Les trois points de suspension contiennent, à aux seuls et dans leur simplicité désarmante, toute l'indicible affliction d'Agathe, tout son accablement. Au moment où Agathe commence ainsi son récit, elle est à Lyon en juin 45, un dimanche. Elle s'avance, par les rues désertes, vers la place au centre du village. Intriguée par la clameur de la foule, elle imagine une fête votive, un événement sportif. Elle a tout faux! Elle débouchera sur un spectacle qui la ramènera aux enfers. Et qui lui fera revivre ce qu'elle a vécu de janvier 43 à juin 45. En alternance, Jacques Martel, alias Max, alias Jean Moulin, racontera cette période de sa vie, en autant qu'on puisse appeler ça une vie...

Extraits de Max, de Michel, publié aux Éditions Perrin.

vendredi 13 février 2009

L’humanité nue

Max

Michel Quint, Éditions Perrin (collection Singulier), 243 pages.

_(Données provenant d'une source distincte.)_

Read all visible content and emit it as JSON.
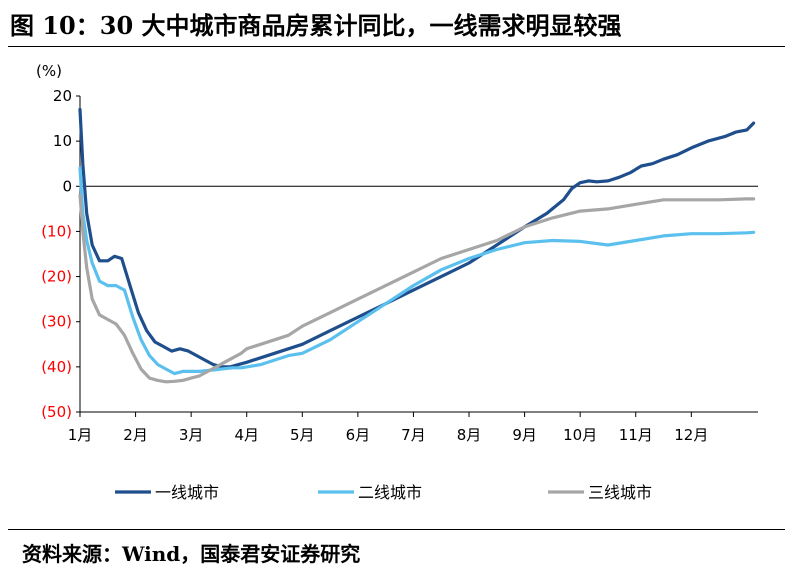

‹‹Qu'on me pardonne de faire de Jean Moulin un héros de roman››, écrit l'auteur dans l'Avertissement qu'il faut lire attentivement.

Le destin de Jean Moulin (1899-1943), l'homme de chair et d'os, le préfet, est intimement lié au Mouvement de la Résistance et aux années douloureuses, et longues, de l'Occupation allemande. Jean Moulin, un fils et un frère aimant, un homme qui aime les femmes avec une tendresse touchante. Ce roman est basé sur des faits historiques avérés, des personnes ayant réellement existé, des personnages prenant vie sur ces derniers et des personnages inventés de toutes pièces : voilà le filigrane de ce roman puissant. D'où les précautions de l'auteur et l'utilisation de pseudonymes et de sigles désignant des groupes ou des organisations.

On entre dans ce roman avec respect; on le lit, accroché au suspense; on est soufflé par la fin; on en sort le cœur gros de compassion, des larmes chaudes coulant sur les joues. On se surprend à garder le livre dans ses mains comme si on voulait, au-delà de l'espace et du temps, serrer contre soi ces êtres souffrants pour les consoler. L'instant d'après, on réalise que ce sont les personnages d'un roman. Un roman remarquable! Vous y rencontrerez l'humanité nue: l'homme dans ce qu'il a de plus abject et de plus sublime. Une écriture éblouissante! Monologues et dialogues (à l'intérieur de ceux-ci) sonnent vrai, les sentiments sont rendus avec sobriété. Un texte dont la beauté et la luminosité contrebalancent l'atmosphère lourde qui pèse sur la vie incertaine de chacun. Cependant, il est possible que votre lecture du roman soit, parfois, entravée par les sigles –trop nombreux*- parsemant le texte. Je vous le dis, passez outre: c'est une rançon bien faible en regard de la qualité de ce roman exceptionnel.

*Ironiquement, il en manque un, à la p.35: SFIO, Section française de l'internationale ouvrière, qui deviendra, en 1969, le Parti Socialiste. Plus tard, François Mitterand en sera le Premier secrétaire.Source: http://www.linternaute.com/histoire/motcle/1821/a/1/1/sfio.shtml / Disponible chez Gallimard Montréal, 31,95$, et dans d'autres librairies. http://www.gallimardmontreal.com/books/view/199792

//Note. Tout de même, haro sur l'éditeur qui a oublié que nul ne peut servir deux lectorats en même temps: le connaisseur et l'autre, c.-à-d. vous et moi, et bien d'autres! Il ne lui est pas venu l'idée de placer des notes en bas de page, comme à la p.171? Ou d'écrire en toutes lettres le nom des groupes ou organisations, comme à la p.36, Conseil de la Résistance au lieu de CR? De plus, il est désolant que ce texte fort soit entaché de bavures. De la part d'un éditeur sérieux, on est en droit de s'attendre à une impression impeccable.